Namun, akhirnya Sachiko memilih untuk menyerah. Dengan agak kesal ia meletakan teleponnya. Gadis itu memutuskan untuk menenangkan diri terlebih dahulu. Setidaknya dia mencegah pertengkaran dan debat yang tidak perlu antara dirinya dan Suguru yang pasti akan terjadi, jika Sachiko tetap memaksa.

Sebetulnya, ini bukanlah masalah besar, dan seharusnya menjadi rencana yang menyenangkan. Sachiko memiliki ide untuk berwisata di saat hanya sedikit orang yang berada di tempat wisata. Low season. Saat seperti inilah, biasanya hotel dan tempat wisata lainnya akan memberikan potongan harga yang menggiurkan.

Awalnya, Sachikolah yang mengajukan diri untuk mengatur dan menyusun segala sesuatu yang dibutuhkan untuk liburan impian tersebut. Dia sudah memilih hotel berbintang yang nyaman, dan memiliki pemandangan pantai yang indah. Namun, di saat dirinya ingin memesan tempat, Suguru tiba-tiba mengatakan bahwa dia sudah menemukan lokasi yang lebih “menarik”.

Yang menjengkelkan adalah Suguru ternyata sudah memesan kamar, dan sudah membereskan semua urusan yang ada. Semuanya sudah siap dan sudah rapi. Tetapi Sachiko baru saja mendapatkan kabar tersebut. Sangat mendadak. Bahkan nyaris saja ia akan memesan tempat, dan hampir saja segala usahanya itu akan menjadi sia-sia.

Tiba-tiba telepon Sachiko berbunyi. Dia melihat sederet nomor telepon yang masuk dan segera mengenalinya. Itu Suguru, sepupunya, orang yang berkali-kali Sachiko hubungi namun selalu gagal. Agak kesal, Sachiko kemudian mengangkat teleponnya.

“Ah, Sac-chan. Maaf tadi aku sedang mengurus pemesanan kamar. Aku tidak sempat mengangkat teleponmu,” suara Suguru terdengar seperti tidak bersalah.

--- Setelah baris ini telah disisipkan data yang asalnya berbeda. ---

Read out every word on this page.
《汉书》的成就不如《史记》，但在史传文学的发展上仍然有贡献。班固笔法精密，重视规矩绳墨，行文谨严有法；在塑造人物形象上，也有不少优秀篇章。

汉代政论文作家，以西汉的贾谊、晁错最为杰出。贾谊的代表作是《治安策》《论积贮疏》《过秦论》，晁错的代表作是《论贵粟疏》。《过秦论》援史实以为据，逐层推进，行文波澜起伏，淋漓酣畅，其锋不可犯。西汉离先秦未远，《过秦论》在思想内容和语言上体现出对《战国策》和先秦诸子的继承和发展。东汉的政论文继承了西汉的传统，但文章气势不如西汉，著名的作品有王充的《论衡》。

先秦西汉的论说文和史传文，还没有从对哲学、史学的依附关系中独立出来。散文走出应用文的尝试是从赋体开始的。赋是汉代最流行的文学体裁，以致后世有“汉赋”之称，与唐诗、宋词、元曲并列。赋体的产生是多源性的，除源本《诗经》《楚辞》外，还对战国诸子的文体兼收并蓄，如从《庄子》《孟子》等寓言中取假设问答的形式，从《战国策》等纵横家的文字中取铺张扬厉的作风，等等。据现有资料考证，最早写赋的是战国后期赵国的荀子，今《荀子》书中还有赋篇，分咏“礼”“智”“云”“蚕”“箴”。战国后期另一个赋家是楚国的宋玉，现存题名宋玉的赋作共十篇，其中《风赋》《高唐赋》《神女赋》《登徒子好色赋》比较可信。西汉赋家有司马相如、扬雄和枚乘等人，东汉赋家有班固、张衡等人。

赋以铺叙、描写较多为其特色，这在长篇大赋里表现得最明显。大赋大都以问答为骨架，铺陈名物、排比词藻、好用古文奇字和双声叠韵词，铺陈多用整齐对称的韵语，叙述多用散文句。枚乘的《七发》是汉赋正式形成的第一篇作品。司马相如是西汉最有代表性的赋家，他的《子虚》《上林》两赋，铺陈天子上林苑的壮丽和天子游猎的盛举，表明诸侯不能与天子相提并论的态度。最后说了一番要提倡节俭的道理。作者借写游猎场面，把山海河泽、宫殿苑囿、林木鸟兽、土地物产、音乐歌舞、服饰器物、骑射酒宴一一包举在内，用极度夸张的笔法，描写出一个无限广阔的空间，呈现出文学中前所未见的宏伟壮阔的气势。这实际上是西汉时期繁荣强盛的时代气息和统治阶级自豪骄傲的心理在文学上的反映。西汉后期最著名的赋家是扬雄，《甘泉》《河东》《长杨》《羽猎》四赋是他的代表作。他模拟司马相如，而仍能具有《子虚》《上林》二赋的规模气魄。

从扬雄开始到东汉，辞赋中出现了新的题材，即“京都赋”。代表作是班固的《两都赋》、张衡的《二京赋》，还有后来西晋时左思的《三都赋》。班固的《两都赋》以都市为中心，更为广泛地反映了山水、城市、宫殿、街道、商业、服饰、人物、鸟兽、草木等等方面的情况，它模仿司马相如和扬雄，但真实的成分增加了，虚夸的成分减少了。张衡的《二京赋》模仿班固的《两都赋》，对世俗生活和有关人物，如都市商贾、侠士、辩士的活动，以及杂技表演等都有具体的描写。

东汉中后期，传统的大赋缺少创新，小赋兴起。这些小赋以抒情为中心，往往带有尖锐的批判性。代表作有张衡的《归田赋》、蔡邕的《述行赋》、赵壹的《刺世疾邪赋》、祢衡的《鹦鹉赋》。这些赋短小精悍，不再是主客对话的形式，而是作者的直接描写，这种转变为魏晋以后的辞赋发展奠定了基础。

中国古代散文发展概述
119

“Kau sudah mendapatkannya?”tanya Sachiko dengan agak ketus. Dia malas berbasa-basi untuk saat ini.

“Ya sudah. Aku sudah pesan 3 kamar ukuran besar. Kita semua bisa menginap di sana selama 3 malam 4 hari. Aku akan menghubungi yang lainnya, mungkin kau bisa menelepon Yumi-chan setelah ini.”

“Baiklah kalau begitu..”

“Ah, Sac-chan. Kita akan berangkat dengan bus besok. Tenang saja, bus itu disiapkan dari pihak hotel. Kita akan dijemput, dan aku sudah mengatur agar bus tersebut menunggu di rumahmu. Yah, busnya tidak teralu besar namun tetap membutuhkan area parker yang luas..”

“Baiklah… baiklah.” Sachiko buru-buru menutup teleponnya. Dia tidak teralu suka berbicara panjang lebar dengan Suguru. Namun tidak lama setelahnya, Sachiko baru menyadari bahwa dia lupa menanyakan nama hotel tersebut. Tetapi dia sudah terlanjut memutuskan telepon dan agak engan untuk menghubungi sepupunya itu kembali.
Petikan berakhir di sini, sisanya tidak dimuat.